Contrairement aux Maghrébins, ils n’ont jamais accepté d’aller jouer en Europe, malgré des offres alléchantes. Les rares joueurs partis après la Coupe du monde de 1990, comme Ibrahim Hassan, Salah Gomaa, Shikabala, Mohamed Ibrahim et d’autres sont vite rentrés au pays, pour incapacité d’adaptation.
Aujourd’hui, ils sont 7 égyptiens arrivés cette saison en championnat anglais tels Mohamed Elneny (Arsenal), Ahmed El Mohamady (Aston Villa) ou Ahmed Hegazi (West Bromwich).

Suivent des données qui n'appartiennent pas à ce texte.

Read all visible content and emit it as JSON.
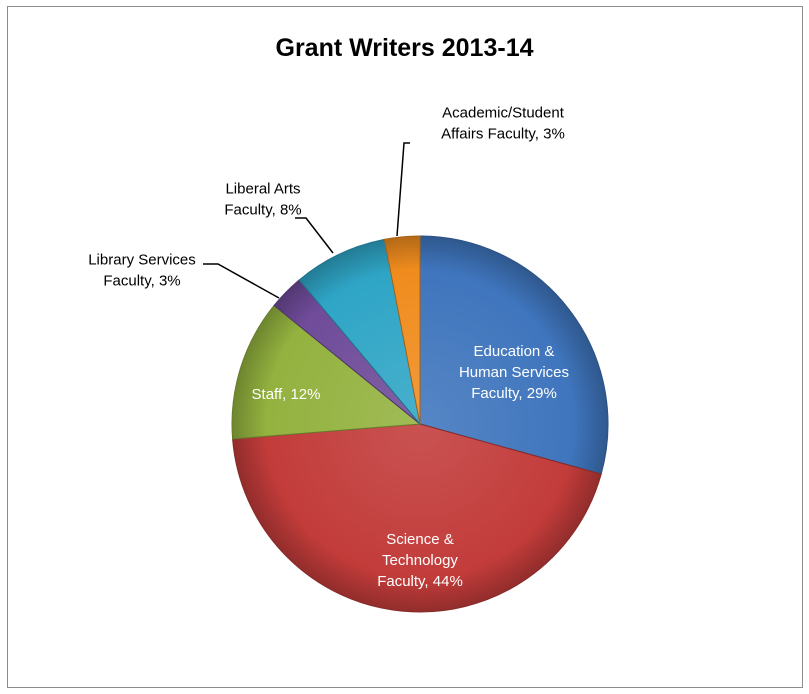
{
  "chart_data": {
    "type": "pie",
    "title": "Grant Writers 2013-14",
    "slices": [
      {
        "label": "Education & Human Services Faculty, 29%",
        "label_lines": [
          "Education &",
          "Human Services",
          "Faculty, 29%"
        ],
        "value": 29,
        "color": "#3f75bd",
        "label_color": "#ffffff",
        "label_position": "inside"
      },
      {
        "label": "Science & Technology Faculty, 44%",
        "label_lines": [
          "Science &",
          "Technology",
          "Faculty, 44%"
        ],
        "value": 44,
        "color": "#c23c3a",
        "label_color": "#ffffff",
        "label_position": "inside"
      },
      {
        "label": "Staff, 12%",
        "label_lines": [
          "Staff, 12%"
        ],
        "value": 12,
        "color": "#93b23f",
        "label_color": "#ffffff",
        "label_position": "inside"
      },
      {
        "label": "Library Services Faculty, 3%",
        "label_lines": [
          "Library Services",
          "Faculty, 3%"
        ],
        "value": 3,
        "color": "#6f4b99",
        "label_color": "#000000",
        "label_position": "outside"
      },
      {
        "label": "Liberal Arts Faculty, 8%",
        "label_lines": [
          "Liberal Arts",
          "Faculty, 8%"
        ],
        "value": 8,
        "color": "#2fa5c6",
        "label_color": "#000000",
        "label_position": "outside"
      },
      {
        "label": "Academic/Student Affairs Faculty, 3%",
        "label_lines": [
          "Academic/Student",
          "Affairs Faculty, 3%"
        ],
        "value": 3,
        "color": "#f08c1e",
        "label_color": "#000000",
        "label_position": "outside"
      }
    ],
    "start": "12 o'clock",
    "direction": "clockwise",
    "legend": "none"
  }
}
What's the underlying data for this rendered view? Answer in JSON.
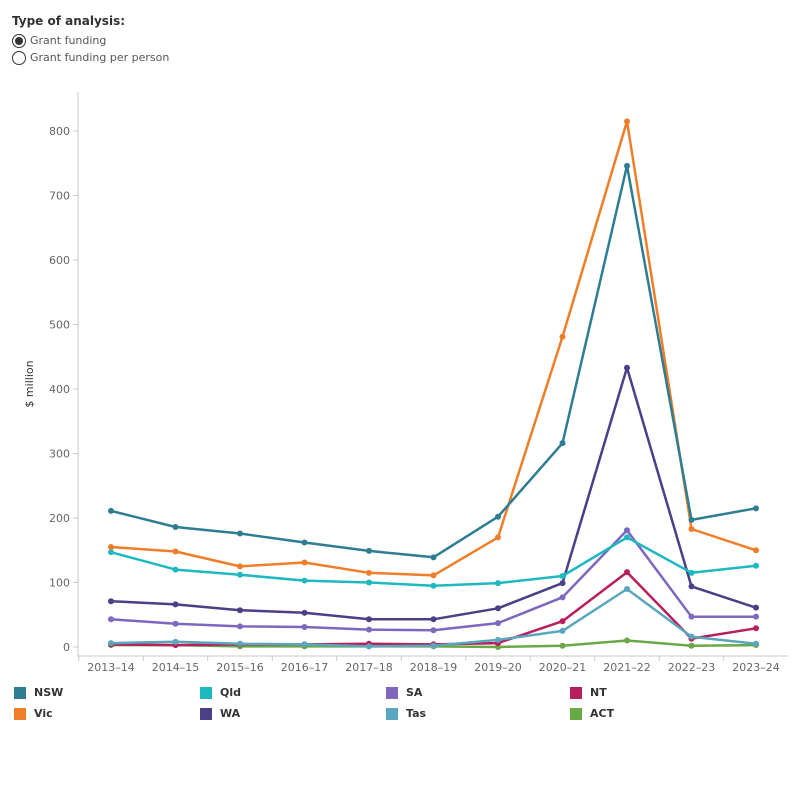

La réussite de Mohamed Salah a brisé la réticence des clubs et tous les jeunes rêvent désormais de s’expatrier et de réussir comme Mohamed Salah.
Le «clonage» de Mohamed Salah parait un projet tentant mais le placement des joueurs en Europe nécessite des intermédiaires nationaux bien introduits sur le marché mondial, notamment européen, à moins que l’Egypte compte «sous-traiter» avec des réseaux intermédiaires qui ne sont pas toujours transparents. Les récentes révélations de ‘‘Football leaks’’ ont mi à nu les dessous de ces réseaux mafieux de transferts des joueurs, de l’Afrique et de l’Asie notamment le… Qatar vers l’Europe.